Ráfagas de opiniones han provocado los 60 disparos con el Rifle de Aire a 10 metros en Tokio, de la estelar tiradora Eglis de la Cruz. En esa prueba la espirituana finalizó en el lugar 37 entre 50 competidoras, por lo que no llegó a la final de ocho.

A priori, pudiera pensarse que ese resultado es un fiasco para  quien es la reina absoluta del medallero individual en su deporte en Juegos Centroamericanos y del Caribe (9-4-2) y Juegos Panamericanos (4-5-0), y única fusileras en esta cita con cinco presencias olímpicas.

Sin embargo, la multimedallista internacional no presenta una puntería tan afinada en esta modalidad, en la que implantó el récord nacional el 26 de mayo del 2019, durante la Copa del Mundo de Múnich (627.9), donde a pesar de ese registro terminó decimosexta.

En el Campo de Tiro de Asaka la marca de ahora fue de 620.5 unidades, y series de 104.5, 102.4, 103.2, 103.6, 103.8 y 103.0, que la distanciaron a 11.2 puntos de Heemon Park (631.7), quién cerró la lista de finalistas.

Lo anterior evidencia que ni igualando la mejor marca personal, Eglis hubiera entrado en la porfía de medallas. Incluso, la rumana Laura-Georgeta Ilie concluyó con 628.0 y tampoco llegó a la ronda cumbre, pues esa tirada apenas le valió para ser novena.

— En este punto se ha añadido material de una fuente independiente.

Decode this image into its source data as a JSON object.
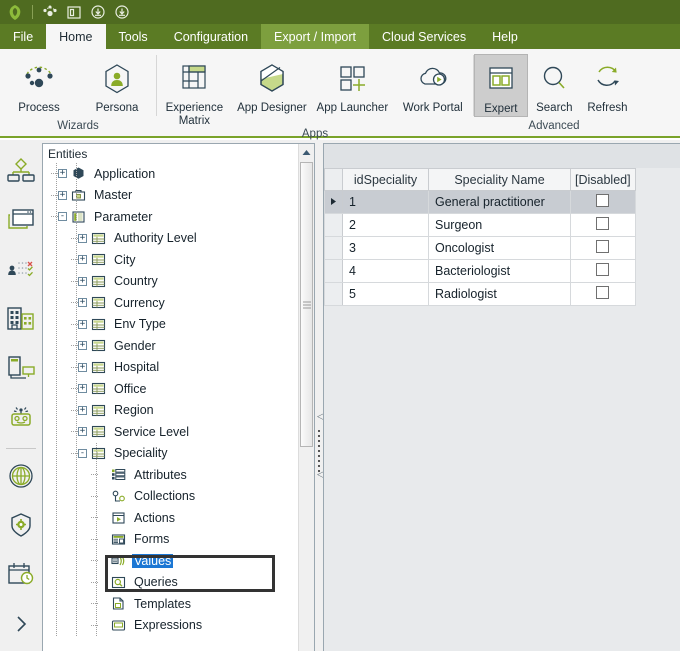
{
  "titlebar": {
    "icons": [
      {
        "name": "app-logo-icon",
        "label": "Bizagi"
      },
      {
        "name": "process-quick-icon",
        "label": "Process"
      },
      {
        "name": "layout-quick-icon",
        "label": "Layout"
      },
      {
        "name": "download-quick-icon",
        "label": "Download"
      },
      {
        "name": "download-alt-quick-icon",
        "label": "Download Alt"
      }
    ]
  },
  "tabs": [
    {
      "id": "file",
      "label": "File",
      "state": "normal"
    },
    {
      "id": "home",
      "label": "Home",
      "state": "active"
    },
    {
      "id": "tools",
      "label": "Tools",
      "state": "normal"
    },
    {
      "id": "configuration",
      "label": "Configuration",
      "state": "normal"
    },
    {
      "id": "export-import",
      "label": "Export / Import",
      "state": "hover"
    },
    {
      "id": "cloud-services",
      "label": "Cloud Services",
      "state": "normal"
    },
    {
      "id": "help",
      "label": "Help",
      "state": "normal"
    }
  ],
  "ribbon": {
    "groups": [
      {
        "id": "wizards",
        "title": "Wizards",
        "buttons": [
          {
            "id": "process",
            "label": "Process",
            "icon": "process-network-icon",
            "selected": false
          },
          {
            "id": "persona",
            "label": "Persona",
            "icon": "persona-hexagon-icon",
            "selected": false
          }
        ]
      },
      {
        "id": "apps",
        "title": "Apps",
        "buttons": [
          {
            "id": "experience-matrix",
            "label": "Experience Matrix",
            "icon": "matrix-grid-icon",
            "selected": false
          },
          {
            "id": "app-designer",
            "label": "App Designer",
            "icon": "hexagon-designer-icon",
            "selected": false
          },
          {
            "id": "app-launcher",
            "label": "App Launcher",
            "icon": "squares-plus-icon",
            "selected": false
          },
          {
            "id": "work-portal",
            "label": "Work Portal",
            "icon": "cloud-play-icon",
            "selected": false
          }
        ]
      },
      {
        "id": "advanced",
        "title": "Advanced",
        "buttons": [
          {
            "id": "expert",
            "label": "Expert",
            "icon": "expert-window-icon",
            "selected": true
          },
          {
            "id": "search",
            "label": "Search",
            "icon": "search-magnifier-icon",
            "selected": false
          },
          {
            "id": "refresh",
            "label": "Refresh",
            "icon": "refresh-arrows-icon",
            "selected": false
          }
        ]
      }
    ]
  },
  "rail": {
    "items": [
      {
        "id": "process-model",
        "icon": "org-hierarchy-icon"
      },
      {
        "id": "forms",
        "icon": "browser-window-icon"
      },
      {
        "id": "business-rules",
        "icon": "user-rules-icon"
      },
      {
        "id": "organization",
        "icon": "buildings-icon"
      },
      {
        "id": "integration",
        "icon": "server-monitor-icon"
      },
      {
        "id": "bots",
        "icon": "robot-icon"
      },
      {
        "id": "separator",
        "icon": "divider"
      },
      {
        "id": "globalization",
        "icon": "globe-icon"
      },
      {
        "id": "security",
        "icon": "shield-gear-icon"
      },
      {
        "id": "scheduler",
        "icon": "calendar-clock-icon"
      },
      {
        "id": "expand",
        "icon": "chevron-right-icon"
      }
    ]
  },
  "tree": {
    "header": "Entities",
    "nodes": [
      {
        "label": "Application",
        "depth": 0,
        "expander": "+",
        "icon": "entity-application-icon",
        "selected": false
      },
      {
        "label": "Master",
        "depth": 0,
        "expander": "+",
        "icon": "entity-master-icon",
        "selected": false
      },
      {
        "label": "Parameter",
        "depth": 0,
        "expander": "-",
        "icon": "entity-parameter-icon",
        "selected": false
      },
      {
        "label": "Authority Level",
        "depth": 1,
        "expander": "+",
        "icon": "entity-table-icon",
        "selected": false
      },
      {
        "label": "City",
        "depth": 1,
        "expander": "+",
        "icon": "entity-table-icon",
        "selected": false
      },
      {
        "label": "Country",
        "depth": 1,
        "expander": "+",
        "icon": "entity-table-icon",
        "selected": false
      },
      {
        "label": "Currency",
        "depth": 1,
        "expander": "+",
        "icon": "entity-table-icon",
        "selected": false
      },
      {
        "label": "Env Type",
        "depth": 1,
        "expander": "+",
        "icon": "entity-table-icon",
        "selected": false
      },
      {
        "label": "Gender",
        "depth": 1,
        "expander": "+",
        "icon": "entity-table-icon",
        "selected": false
      },
      {
        "label": "Hospital",
        "depth": 1,
        "expander": "+",
        "icon": "entity-table-icon",
        "selected": false
      },
      {
        "label": "Office",
        "depth": 1,
        "expander": "+",
        "icon": "entity-table-icon",
        "selected": false
      },
      {
        "label": "Region",
        "depth": 1,
        "expander": "+",
        "icon": "entity-table-icon",
        "selected": false
      },
      {
        "label": "Service Level",
        "depth": 1,
        "expander": "+",
        "icon": "entity-table-icon",
        "selected": false
      },
      {
        "label": "Speciality",
        "depth": 1,
        "expander": "-",
        "icon": "entity-table-icon",
        "selected": false
      },
      {
        "label": "Attributes",
        "depth": 2,
        "expander": "",
        "icon": "attributes-icon",
        "selected": false
      },
      {
        "label": "Collections",
        "depth": 2,
        "expander": "",
        "icon": "collections-icon",
        "selected": false
      },
      {
        "label": "Actions",
        "depth": 2,
        "expander": "",
        "icon": "actions-icon",
        "selected": false
      },
      {
        "label": "Forms",
        "depth": 2,
        "expander": "",
        "icon": "forms-icon",
        "selected": false
      },
      {
        "label": "Values",
        "depth": 2,
        "expander": "",
        "icon": "values-icon",
        "selected": true
      },
      {
        "label": "Queries",
        "depth": 2,
        "expander": "",
        "icon": "queries-icon",
        "selected": false
      },
      {
        "label": "Templates",
        "depth": 2,
        "expander": "",
        "icon": "templates-icon",
        "selected": false
      },
      {
        "label": "Expressions",
        "depth": 2,
        "expander": "",
        "icon": "expressions-icon",
        "selected": false
      }
    ]
  },
  "grid": {
    "columns": [
      "idSpeciality",
      "Speciality Name",
      "[Disabled]"
    ],
    "rows": [
      {
        "id": "1",
        "name": "General practitioner",
        "disabled": false,
        "selected": true
      },
      {
        "id": "2",
        "name": "Surgeon",
        "disabled": false,
        "selected": false
      },
      {
        "id": "3",
        "name": "Oncologist",
        "disabled": false,
        "selected": false
      },
      {
        "id": "4",
        "name": "Bacteriologist",
        "disabled": false,
        "selected": false
      },
      {
        "id": "5",
        "name": "Radiologist",
        "disabled": false,
        "selected": false
      }
    ]
  },
  "colors": {
    "title_bar": "#4f6b20",
    "tab_strip": "#5b7b24",
    "tab_hover": "#7d9f3e",
    "accent_green": "#8aab28",
    "ribbon_bg": "#f6f6f6",
    "dark_blue": "#2f4858",
    "selection_blue": "#1c77d4",
    "row_selected": "#c8ccd2"
  }
}
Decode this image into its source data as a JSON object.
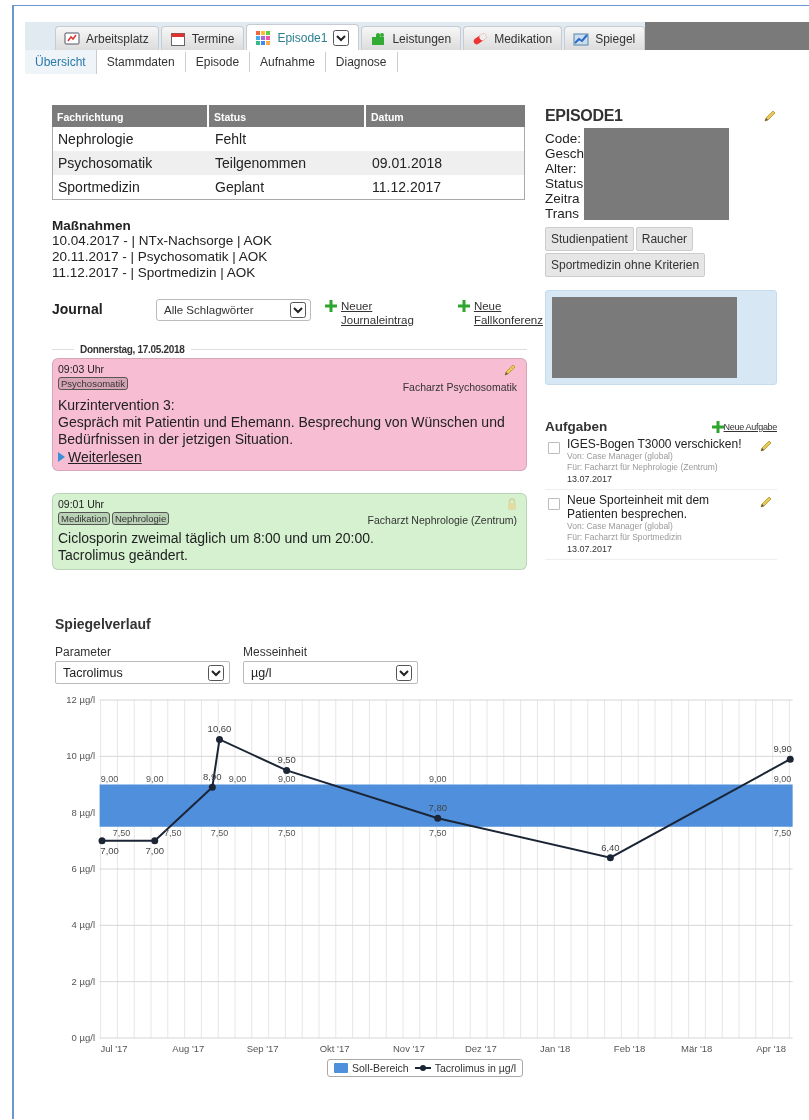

Estos datos ratifican que los sueños de disputar las preseas se antojaban de quimera, para quién si tuvo en esa jornada el mérito histórico de igualar con la judoca Driulis González como las deportistas cubanas con más presencia en Juegos Olímpicos.

A lo dicho hay que agregar que en la prueba del Rifle de Aire a 10 metros la espirituana llegó tras 23 meses sin competencias oficiales, lo cuál es un lastre para cualquier atleta de alto rendimiento que enfrente un certamen de la magnitud de una olimpiada.

Con semejante desventaja y apostando por una altísima maestría deportiva, Eglis volverá a apretar el gatillo en Tokio el 31 de julio en la especialidad del Rifle 3 posiciones a 50 metros, en la que ostenta el bronce en los Juegos de Beijing-2008.